For various reasons, I’ve always been disappointed with the covers of my books. This time out I was determined to break the streak.
My initial cover idea was the Painted Ladies, the six colorful Victorian houses at Alamo Square, most famous as the fictional home of the Tanner family in “Full House.” I wanted to do them as a wraparound cover, 3 on the front and 3 on the back, colored like cotton candy.
The publisher’s marketing people asked for something more iconic. They suggested the Golden Gate Bridge, but the bridge creates problems. It’s so gigantic compared to Larry that it’s hard to get them to relate compositionally. And it just didn’t seem like a fun picture.
Fortunately, the cable cars of San Francisco are just as iconic but on a much more human (or dog) scale. Immediately I knew the image I wanted, and it was even better than the first cover idea.
Miroslav Sasek wrote This is San Francisco in 1962, the eighth of 18 classic This is… books written between ’59 and ’74. It’s a series of colorful children’s picture books about different cities. Sound familiar? His books are in the style of travelogues without a narrative. Mine, on the other hand, have a dog. You see, they’re totally different.
This is the first time I’ll be doing one of the cities that Sasek did. It’s really intimidating. Sasek’s book is back in print, so Larry will literally be sharing shelf space with it. The least I can do is come up with a different cover.
For the record, there’s at least one other series of children’s books along this theme. The colossal Good Night Our World book series, with 25 books in print and eight more due this year. Kinda makes me look like a slacker.
On John K’s blog I saw an old animation background of a San Francisco street that had this fantastic hilltop POV. I added a cable car and came up with something that was starting to work.
Out of an obligation to authenticity I now needed to find an actual intersection to match my layout. I spent several days riding all three cable car routes in both directions, morning and afternoon, looking for my money shot.
The cliche postcard photo is the cable car coming uphill southbound on Powell with Alcatraz in the background. People of a certain age may be reminded of Rice-A-Roni.
I finally settled on the intersection of California and Powell looking east with the westbound California-Van Ness car cresting the hill (the cars look different on different routes). It’s got this wonderful vertical slice of a view that seems to condense all of San Francisco at once: a skyscraper, a glimpse of a pagoda roof from Chinatown, the water, a perfectly-framed pylon of the Bay Bridge, and the Transamerica Pyramid –although I did have to move the Pyramid a couple of blocks for aesthetic reasons. I’m not a slave to authenticity.
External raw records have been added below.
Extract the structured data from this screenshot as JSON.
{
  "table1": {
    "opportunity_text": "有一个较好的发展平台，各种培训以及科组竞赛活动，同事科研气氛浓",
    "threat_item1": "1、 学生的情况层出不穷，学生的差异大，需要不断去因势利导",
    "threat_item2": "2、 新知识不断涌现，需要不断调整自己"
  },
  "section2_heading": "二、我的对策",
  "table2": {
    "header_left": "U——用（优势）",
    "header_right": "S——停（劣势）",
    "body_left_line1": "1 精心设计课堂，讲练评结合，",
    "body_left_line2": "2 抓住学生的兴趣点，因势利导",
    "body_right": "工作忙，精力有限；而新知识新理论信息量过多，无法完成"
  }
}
Still in progress, obviously, with some glaring perspective errors. The booth was moved to get it to fit and haven’t correctly placed it on the corner yet, but I’m still working with color and composition. Once the layout is locked in, then I draw the actual pencil line drawing on a light box and scan it in. This is an Illustrator vector file, so I can drop the drawing on top of these colors without completely starting over. The vector files are easy to modify and the colors can be tweaked up to the very end. At some point I’ll move it into Photoshop to start adding textures. I try to stay in Illustrator (my fave) as long as possible, but the big linked texture files are a real memory hog and become hard to work with.